TS-CAM: Token Semantic Coupled Attention Map for Weakly Supervised Object Localization (2103.14862v5)

Abstract: Weakly supervised object localization (WSOL) is a challenging problem when given image category labels but requires to learn object localization models. Optimizing a convolutional neural network (CNN) for classification tends to activate local discriminative regions while ignoring complete object extent, causing the partial activation issue. In this paper, we argue that partial activation is caused by the intrinsic characteristics of CNN, where the convolution operations produce local receptive fields and experience difficulty to capture long-range feature dependency among pixels. We introduce the token semantic coupled attention map (TS-CAM) to take full advantage of the self-attention mechanism in visual transformer for long-range dependency extraction. TS-CAM first splits an image into a sequence of patch tokens for spatial embedding, which produce attention maps of long-range visual dependency to avoid partial activation. TS-CAM then re-allocates category-related semantics for patch tokens, enabling each of them to be aware of object categories. TS-CAM finally couples the patch tokens with the semantic-agnostic attention map to achieve semantic-aware localization. Experiments on the ILSVRC/CUB-200-2011 datasets show that TS-CAM outperforms its CNN-CAM counterparts by 7.1%/27.1% for WSOL, achieving state-of-the-art performance.

• The paper introduces TS-CAM, a novel approach that overcomes CNN limitations by reallocating semantic information to every image patch token.
• The method couples semantic-aware maps with attention mechanisms to capture complete object extents in weakly supervised localization.
• Experimental results on ILSVRC and CUB datasets demonstrate significant performance gains, outperforming CNN-based methods by up to 27.1%.

Overview of TS-CAM: Token Semantic Coupled Attention Map for Weakly Supervised Object Localization

The paper presents a novel approach titled "TS-CAM: Token Semantic Coupled Attention Map," addressing critical challenges in Weakly Supervised Object Localization (WSOL). WSOL is tasked with learning object localization models using only image-level annotations. Conventional convolutional neural networks (CNNs) suffer from the partial activation issue, where only local discriminative regions are highlighted, missing the full object extent. This paper argues that this limitation is intrinsic to CNNs due to their inability to capture long-range dependencies among features.

Methodology

The proposed TS-CAM leverages the power of the visual transformer’s self-attention mechanism to overcome this limitation. The method comprises several stages:

1. Image Tokenization: The image is decomposed into a sequence of patch tokens for spatial embedding. This step is foundational in enabling long-range dependency extraction inherent to the transformer architecture.
2. Semantic Re-allocation: Contrary to visual transformers, where the class token is the focus of semantic information, TS-CAM reallocates semantics to each patch token, allowing them to be aware of object categories.
3. Attention and Semantic Coupling: The final stage introduces a coupling of semantic-aware map derived from patch tokens with a semantic-agnostic attention map. This coupling produces comprehensive localization maps capable of identifying complete object extents.

Experimental Results

Using the ILSVRC and CUB-200-2011 datasets, TS-CAM achieves substantial improvements over previous CNN-based approaches. It specifically outperforms the CNN-CAM counterparts by 7.1% on ILSVRC and 27.1% on CUB, establishing a new baseline in WSOL tasks. The paper reveals the effectiveness of TS-CAM in providing more accurate and complete localization compared to existing methods.
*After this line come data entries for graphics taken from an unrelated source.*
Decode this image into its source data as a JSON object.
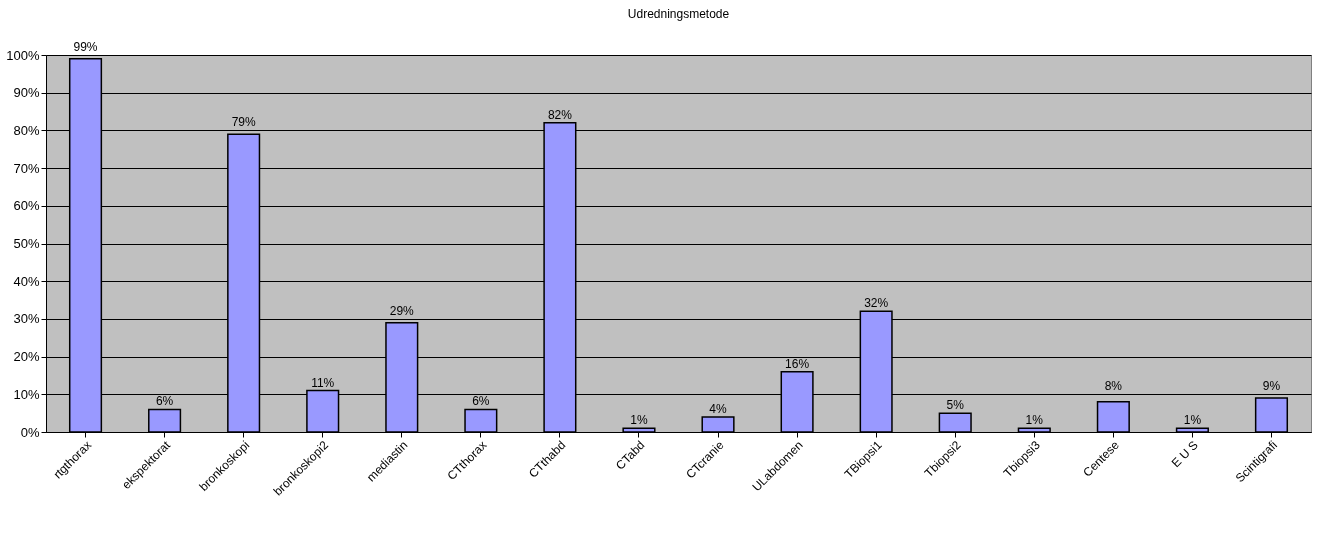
{
  "chart_data": {
    "type": "bar",
    "title": "Udredningsmetode",
    "categories": [
      "rtgthorax",
      "ekspektorat",
      "bronkoskopi",
      "bronkoskopi2",
      "mediastin",
      "CTthorax",
      "CTthabd",
      "CTabd",
      "CTcranie",
      "ULabdomen",
      "TBiopsi1",
      "Tbiopsi2",
      "Tbiopsi3",
      "Centese",
      "E U S",
      "Scintigrafi"
    ],
    "values": [
      99,
      6,
      79,
      11,
      29,
      6,
      82,
      1,
      4,
      16,
      32,
      5,
      1,
      8,
      1,
      9
    ],
    "value_labels": [
      "99%",
      "6%",
      "79%",
      "11%",
      "29%",
      "6%",
      "82%",
      "1%",
      "4%",
      "16%",
      "32%",
      "5%",
      "1%",
      "8%",
      "1%",
      "9%"
    ],
    "color": "#9999ff",
    "ylim": [
      0,
      100
    ],
    "yticks": [
      {
        "value": 0,
        "label": "0%"
      },
      {
        "value": 10,
        "label": "10%"
      },
      {
        "value": 20,
        "label": "20%"
      },
      {
        "value": 30,
        "label": "30%"
      },
      {
        "value": 40,
        "label": "40%"
      },
      {
        "value": 50,
        "label": "50%"
      },
      {
        "value": 60,
        "label": "60%"
      },
      {
        "value": 70,
        "label": "70%"
      },
      {
        "value": 80,
        "label": "80%"
      },
      {
        "value": 90,
        "label": "90%"
      },
      {
        "value": 100,
        "label": "100%"
      }
    ],
    "grid": "y"
  }
}
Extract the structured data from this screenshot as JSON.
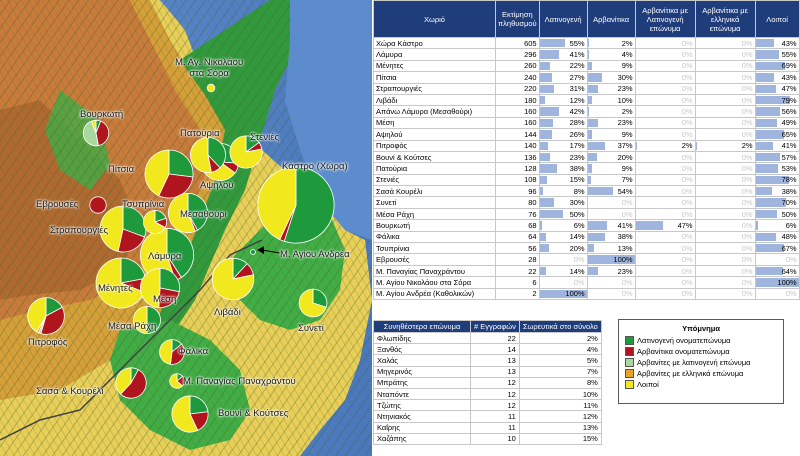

Implications and Future Directions

The implications of TS-CAM are significant for both practical applications and theoretical advancements in computer vision. Practically, the ability to utilize transformers for localization tasks opens avenues for more robust object localization models that are less dependent on exhaustive annotations. Theoretically, it emphasizes the importance of long-range feature dependency in achieving comprehensive object understanding. The new insights in token and semantic coupling offer promising directions for future research in enhancing model interpretability and accuracy in WSOL tasks.

An exciting area for future exploration is the adaptation of TS-CAM in real-time applications where speed and accuracy are critical, as well as its extension to other weakly supervised learning domains. Further investigation into the scalability of such transformer-based methods may also provide insights into their deployment on large-scale datasets or resource-constrained environments.

In conclusion, the innovative approach of TS-CAM exhibits a promising intersection between vision transformers and WSOL, providing significant performance improvements and setting the stage for future advancements in weakly supervised learning paradigms.